I’m officially confused. I thought the tea party was all about small government. Or was WaPo right that no one’s quite sure what the tea party’s all about anymore?

Paul, the Gulf Coast congressman whose 2008 presidential run excited libertarians nationwide, even though he didn’t get much traction overall, is considered by many to be the “father of the Tea Parties.” But he has three opponents in the March Republican primary – more than he has faced in his past six primary campaigns combined…

John Gay, Paul’s third opponent, said he has attended several Tea Parties and related meetings. Both Wall, a machine supervisor, and Graney, a former small-business owner, have helped organize local rallies.

Tea Party associations aside, many of the challengers’ criticisms echo concerns of Paul’s past opponents: that he is too focused on his national ambitions; that his views are too extreme; that he doesn’t support the wars in Iraq and Afghanistan; that he votes “no” on everything, including federal aid for his district after Hurricane Ike.

“The word I keep hearing is ‘ineffective,’ ” said Gay, a school business administrator. “This district is not really being represented as it could be.”

The only sin Paul’s clearly guilty of in tea-party eyes is earmarking; his foreign policy is obviously a major issue, but unless I missed a memo, there’s no concrete foreign policy (i.e. isolationist vs. interventionist) that’s been settled on by a majority of tea partiers.
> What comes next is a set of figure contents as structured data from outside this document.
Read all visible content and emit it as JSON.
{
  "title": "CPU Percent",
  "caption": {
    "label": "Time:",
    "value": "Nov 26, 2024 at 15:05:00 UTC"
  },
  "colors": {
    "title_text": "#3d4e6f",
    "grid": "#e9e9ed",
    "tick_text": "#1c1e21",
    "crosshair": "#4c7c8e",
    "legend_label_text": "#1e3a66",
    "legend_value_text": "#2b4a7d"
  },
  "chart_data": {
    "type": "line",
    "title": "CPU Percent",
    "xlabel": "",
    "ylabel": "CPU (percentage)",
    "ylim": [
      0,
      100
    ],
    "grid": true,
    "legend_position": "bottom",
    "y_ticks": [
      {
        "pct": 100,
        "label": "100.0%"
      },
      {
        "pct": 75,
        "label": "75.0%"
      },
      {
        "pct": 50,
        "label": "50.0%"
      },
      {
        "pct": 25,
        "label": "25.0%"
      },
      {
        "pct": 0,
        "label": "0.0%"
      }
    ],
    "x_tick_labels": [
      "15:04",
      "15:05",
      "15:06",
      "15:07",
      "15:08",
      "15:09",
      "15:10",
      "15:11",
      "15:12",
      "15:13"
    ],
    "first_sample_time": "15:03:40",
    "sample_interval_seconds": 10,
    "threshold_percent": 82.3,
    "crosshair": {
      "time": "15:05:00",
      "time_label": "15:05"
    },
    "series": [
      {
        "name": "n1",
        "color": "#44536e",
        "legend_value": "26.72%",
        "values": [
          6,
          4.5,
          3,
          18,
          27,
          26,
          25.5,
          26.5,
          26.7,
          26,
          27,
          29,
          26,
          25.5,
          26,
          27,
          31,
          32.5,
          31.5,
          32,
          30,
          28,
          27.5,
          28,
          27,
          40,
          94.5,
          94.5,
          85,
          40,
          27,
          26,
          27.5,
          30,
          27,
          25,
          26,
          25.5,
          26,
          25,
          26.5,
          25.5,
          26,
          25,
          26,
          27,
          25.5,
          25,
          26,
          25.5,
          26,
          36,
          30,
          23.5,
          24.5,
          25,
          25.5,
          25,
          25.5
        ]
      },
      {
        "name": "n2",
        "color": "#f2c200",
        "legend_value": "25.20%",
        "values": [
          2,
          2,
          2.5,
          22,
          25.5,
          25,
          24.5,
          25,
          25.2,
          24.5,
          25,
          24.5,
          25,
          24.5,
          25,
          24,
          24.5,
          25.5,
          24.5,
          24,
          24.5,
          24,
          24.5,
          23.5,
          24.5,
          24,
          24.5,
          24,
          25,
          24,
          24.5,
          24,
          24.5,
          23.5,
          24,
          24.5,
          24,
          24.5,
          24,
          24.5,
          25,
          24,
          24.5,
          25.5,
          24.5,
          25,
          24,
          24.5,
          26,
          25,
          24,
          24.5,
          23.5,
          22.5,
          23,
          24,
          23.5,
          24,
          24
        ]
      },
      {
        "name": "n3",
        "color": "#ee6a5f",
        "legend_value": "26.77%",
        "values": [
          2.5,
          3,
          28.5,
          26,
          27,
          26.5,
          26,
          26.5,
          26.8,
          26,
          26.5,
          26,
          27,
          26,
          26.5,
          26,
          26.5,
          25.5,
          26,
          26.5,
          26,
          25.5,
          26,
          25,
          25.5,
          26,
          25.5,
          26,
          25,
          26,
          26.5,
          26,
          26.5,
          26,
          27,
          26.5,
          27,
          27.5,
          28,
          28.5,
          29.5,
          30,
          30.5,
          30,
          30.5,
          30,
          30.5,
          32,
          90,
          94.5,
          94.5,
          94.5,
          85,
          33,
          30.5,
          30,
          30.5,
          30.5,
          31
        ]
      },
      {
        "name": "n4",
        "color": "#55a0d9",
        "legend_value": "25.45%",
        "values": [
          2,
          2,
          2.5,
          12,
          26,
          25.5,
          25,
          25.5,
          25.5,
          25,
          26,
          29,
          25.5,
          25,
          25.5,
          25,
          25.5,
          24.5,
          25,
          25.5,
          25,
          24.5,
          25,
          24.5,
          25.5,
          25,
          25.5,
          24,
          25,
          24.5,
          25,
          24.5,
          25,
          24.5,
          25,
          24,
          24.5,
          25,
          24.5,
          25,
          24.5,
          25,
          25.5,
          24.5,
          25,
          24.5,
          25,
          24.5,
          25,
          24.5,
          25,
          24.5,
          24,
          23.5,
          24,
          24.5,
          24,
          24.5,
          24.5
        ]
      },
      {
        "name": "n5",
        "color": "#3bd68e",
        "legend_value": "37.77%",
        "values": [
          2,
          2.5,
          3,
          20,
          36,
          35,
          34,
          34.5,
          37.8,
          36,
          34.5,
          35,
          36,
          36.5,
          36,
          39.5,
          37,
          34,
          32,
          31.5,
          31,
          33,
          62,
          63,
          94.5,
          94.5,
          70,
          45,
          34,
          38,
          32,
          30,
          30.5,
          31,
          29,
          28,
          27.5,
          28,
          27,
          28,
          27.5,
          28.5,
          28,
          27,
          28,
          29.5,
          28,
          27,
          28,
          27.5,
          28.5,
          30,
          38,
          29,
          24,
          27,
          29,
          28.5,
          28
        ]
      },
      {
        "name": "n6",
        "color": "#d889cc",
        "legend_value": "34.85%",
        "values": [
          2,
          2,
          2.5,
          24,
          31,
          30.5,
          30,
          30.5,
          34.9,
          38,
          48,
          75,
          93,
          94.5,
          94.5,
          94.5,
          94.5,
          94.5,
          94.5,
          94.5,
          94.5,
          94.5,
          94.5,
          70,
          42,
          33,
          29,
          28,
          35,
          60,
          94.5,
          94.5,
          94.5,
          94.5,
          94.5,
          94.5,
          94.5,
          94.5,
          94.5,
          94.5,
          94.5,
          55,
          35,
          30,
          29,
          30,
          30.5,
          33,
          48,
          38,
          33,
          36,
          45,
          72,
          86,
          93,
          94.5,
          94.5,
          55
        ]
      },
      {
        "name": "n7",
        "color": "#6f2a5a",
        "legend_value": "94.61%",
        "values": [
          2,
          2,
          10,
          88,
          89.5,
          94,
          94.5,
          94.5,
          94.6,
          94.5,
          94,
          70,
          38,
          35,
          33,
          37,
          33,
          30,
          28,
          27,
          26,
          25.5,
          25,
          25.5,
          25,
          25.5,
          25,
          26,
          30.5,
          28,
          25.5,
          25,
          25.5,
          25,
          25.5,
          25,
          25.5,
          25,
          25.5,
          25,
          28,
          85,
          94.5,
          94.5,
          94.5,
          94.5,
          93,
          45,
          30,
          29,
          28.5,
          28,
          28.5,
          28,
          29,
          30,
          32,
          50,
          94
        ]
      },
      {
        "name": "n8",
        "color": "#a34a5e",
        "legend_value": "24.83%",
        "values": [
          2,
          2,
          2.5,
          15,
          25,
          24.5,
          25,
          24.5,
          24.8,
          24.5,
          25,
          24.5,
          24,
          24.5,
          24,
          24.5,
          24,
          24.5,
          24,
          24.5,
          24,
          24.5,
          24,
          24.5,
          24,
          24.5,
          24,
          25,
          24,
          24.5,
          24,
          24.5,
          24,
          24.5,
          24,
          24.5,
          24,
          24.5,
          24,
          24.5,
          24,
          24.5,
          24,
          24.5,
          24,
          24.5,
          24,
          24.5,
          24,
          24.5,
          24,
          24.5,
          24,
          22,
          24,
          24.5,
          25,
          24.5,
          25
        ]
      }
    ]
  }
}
Palin took a clear stance on national security issues in her speech, but that was the whole point of A.C. Kleinheider’s objection to it — that she was grafting neoconservative Republican ideas on terrorism onto a movement that ultimately has little to do with that. Exit question: If not even Ron Paul’s safe from tea party challenges, who is? Palin, and probably Marco Rubio, and … who else?